The Slate commits to keeping students informed with quality journalism


With each new school year comes transition, and for The Slate staff, this year is no different.

I am the latest to serve as The Slate’s editor-in-chief, following a long line of former students, who all took the job with the intent to better this organization in some way. Many succeeded in their goals, and The Slate has grown because of them.

Similar to my predecessor, my dedication to this organization is unflinching. I joined The Slate less than a month into my freshman year as a staff writer, before being hired the following spring as an assistant news editor. I had the privilege of serving as news editor and managing editor before I was hired last spring as The Slate’s next editor-in-chief.

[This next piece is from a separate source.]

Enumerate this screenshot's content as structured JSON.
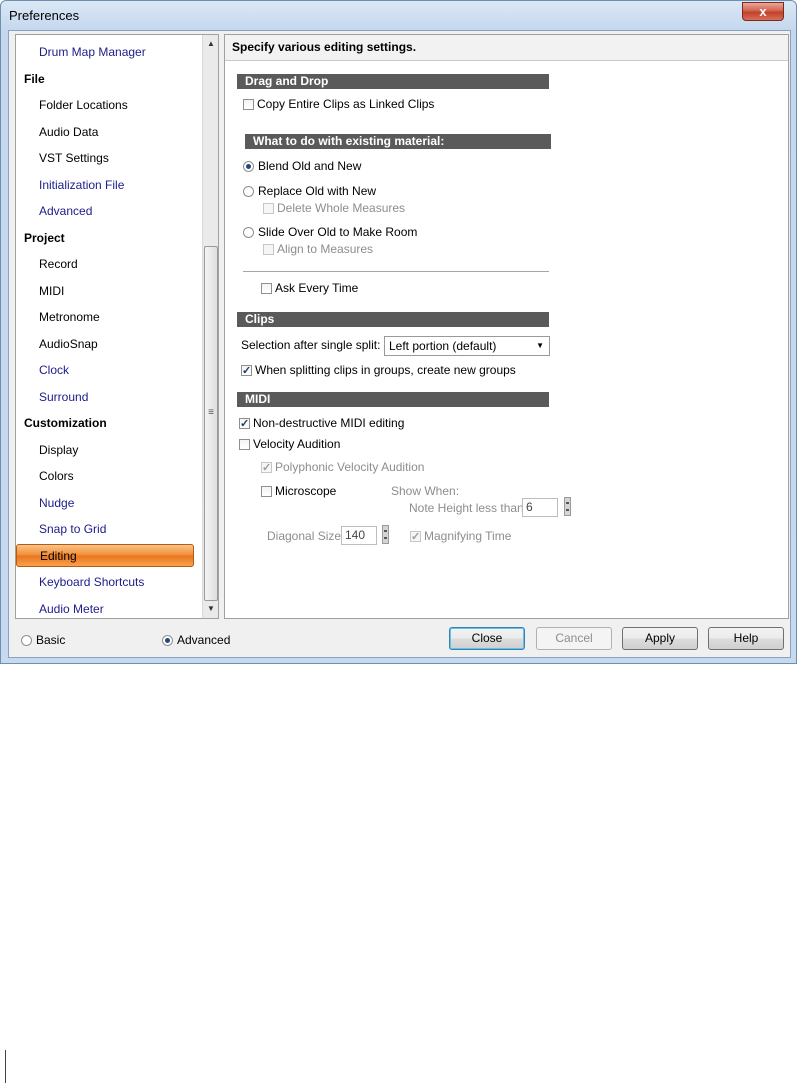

During my tenure I have covered breaking news, including the 2016 faculty strike, and more campus events than I can count. It is a humbling experience to be able to give back to an organization that has given so much to me.

Perhaps most incredible, is the work ethic of present and past staff members, who have given their all to The Slate in the time they’ve served. They’re easily some of the most hardworking people I’ve ever met — I don’t know many people who will spend countless hours a week in a windowless room all for the sake of putting together a newspaper. I am inspired each week by the creativity, talent and friendship of my colleagues.

Being a journalist in a “fake news” world is hard — mistrust of the media has increased, while support for local papers has declined. But there is still a strong need for local media in today’s world. The Slate staff today, more than ever, needs to decipher and deliver the real news to the SU community. Whether that be through news or sports, The Slate is committed to doing so.

But the work we do doesn’t need to end with us. Every student, whether new or returning, should see what is happening on campus and question why things are that way and what, if necessary, can be done to change them.

Over the last year SU has undergone numerous administrative changes, and this year the Pennsylvania State System of Higher Education experienced yet another tuition increase. PASSHE has a new chancellor, and the long-term stability of the organization seems uncertain. These changes, among others, serve as reasons why our attention is required now more than ever.

Through it all, I look forward to leading The Slate staff as we continue to provide the community with the quality journalism that it deserves.